UK Snooker Champ Calls for Overhaul of Sport

By Kevin Hilton

SVG Europe Editor

Ronnie O’Sullivan won his fourth UK Masters snooker title on Jan. 18, but this year’s competition will be remembered as much for the new champion’s outburst about the future of the game as for his hard-fought 10-8 victory over previous champ Mark Selby.

The mercurial O’Sullivan, World No. 1, reigning World Champion, and among the few showmen in the modern game, said in interviews that only someone like pop impresario and

X Factor and

American Idol judge Simon Cowell or sports promoter Barry Hearn could bring fresh dynamism to the game.

Snooker became a hugely popular spectator sport in Britain during the late 1970s, partly due to extensive coverage on the BBC. The game is past its peak of the early to mid ’80s, but it still fills venues and wins big TV audiences. In recent years, the BBC has enhanced its broadcasts by using Hawkeye to give a better sense of what players are seeing on the table. Facilities for this year’s Masters from Wembley Arena were provided by SIS Live, with Hawkeye for analysis and the pocket camera giving close-ups of pots or misses, although the transmission was in SD.

The BBC itself was embroiled in a row before the start of the tournament over its decision to sideline one of its longest-serving commentators. Clive Everton has commented on the game for the BBC since the late ’70s, but he says that, after last year’s Masters, he was told his BBC career was over.

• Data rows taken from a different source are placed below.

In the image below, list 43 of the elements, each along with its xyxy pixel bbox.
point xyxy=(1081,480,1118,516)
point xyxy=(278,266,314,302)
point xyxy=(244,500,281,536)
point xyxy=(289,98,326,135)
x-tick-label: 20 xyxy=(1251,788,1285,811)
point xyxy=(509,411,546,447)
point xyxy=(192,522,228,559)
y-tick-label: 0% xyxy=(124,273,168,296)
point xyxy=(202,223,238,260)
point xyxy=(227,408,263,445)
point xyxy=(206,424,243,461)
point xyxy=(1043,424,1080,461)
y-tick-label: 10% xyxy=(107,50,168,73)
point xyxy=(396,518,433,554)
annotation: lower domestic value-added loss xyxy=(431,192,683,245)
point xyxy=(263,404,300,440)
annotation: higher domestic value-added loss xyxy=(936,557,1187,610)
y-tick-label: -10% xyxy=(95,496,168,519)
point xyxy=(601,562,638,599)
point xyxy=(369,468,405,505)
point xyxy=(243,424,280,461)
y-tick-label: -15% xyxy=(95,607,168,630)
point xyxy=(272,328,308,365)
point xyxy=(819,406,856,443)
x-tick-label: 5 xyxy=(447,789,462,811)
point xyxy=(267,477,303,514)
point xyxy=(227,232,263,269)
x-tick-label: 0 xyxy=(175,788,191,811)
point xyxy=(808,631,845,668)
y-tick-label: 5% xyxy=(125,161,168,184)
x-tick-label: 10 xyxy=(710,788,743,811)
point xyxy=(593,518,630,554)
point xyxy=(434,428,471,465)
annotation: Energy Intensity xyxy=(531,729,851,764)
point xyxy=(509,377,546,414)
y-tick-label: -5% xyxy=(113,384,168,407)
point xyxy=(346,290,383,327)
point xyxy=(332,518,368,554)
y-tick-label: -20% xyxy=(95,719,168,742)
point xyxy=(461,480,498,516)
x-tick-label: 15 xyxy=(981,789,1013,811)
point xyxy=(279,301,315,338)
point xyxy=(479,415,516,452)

The BBC later relented, and Everton worked on coverage of the Grand Prix and UK Championship at the beginning of the season. But he was not engaged for this year’s Masters and will commentate only on matches up to the quarterfinals of the World Championship, which takes place April 18-May 4.

In recent years, the BBC has preferred to use former sports stars and celebrities, rather than journalists and career broadcasters, to front sports programmes and, in some cases, commentate on the action. During this year’s Masters, former players Steve Davis, the most successful player of the 1980s, Dennis Taylor, John Virgo, and John Parrot commented on the matches, with 1997 World Champion Ken Doherty as summariser in the studio with anchor Hazel Irvine.

Irvine’s predecessor was David Vine, who fronted the BBC’s snooker programmes from 1978 to his retirement in 2000 and worked on other sports, including skiing and athletics, or gymnastics. Prior to the Masters, Vine was quoted as saying that, while some former athletes have made a good transition to broadcasting, the trend has led to a decline in standards. “Unfortunately, many others have been allowed a free rein to adopt a commentary style which consists of non-stop chatter, schoolboy humour and, at times, pure piffle,” he told the

Guardian.

A few days after that interview, Vine died, aged 73. In the evening interval during the Masters Final, the BBC broadcast a tribute to the journalist and broadcaster, who, in 1967, presented the BBC’s first colour coverage of Wimbledon. The players who are now broadcasters were generous in their praise of Vine’s professionalism and genial nature.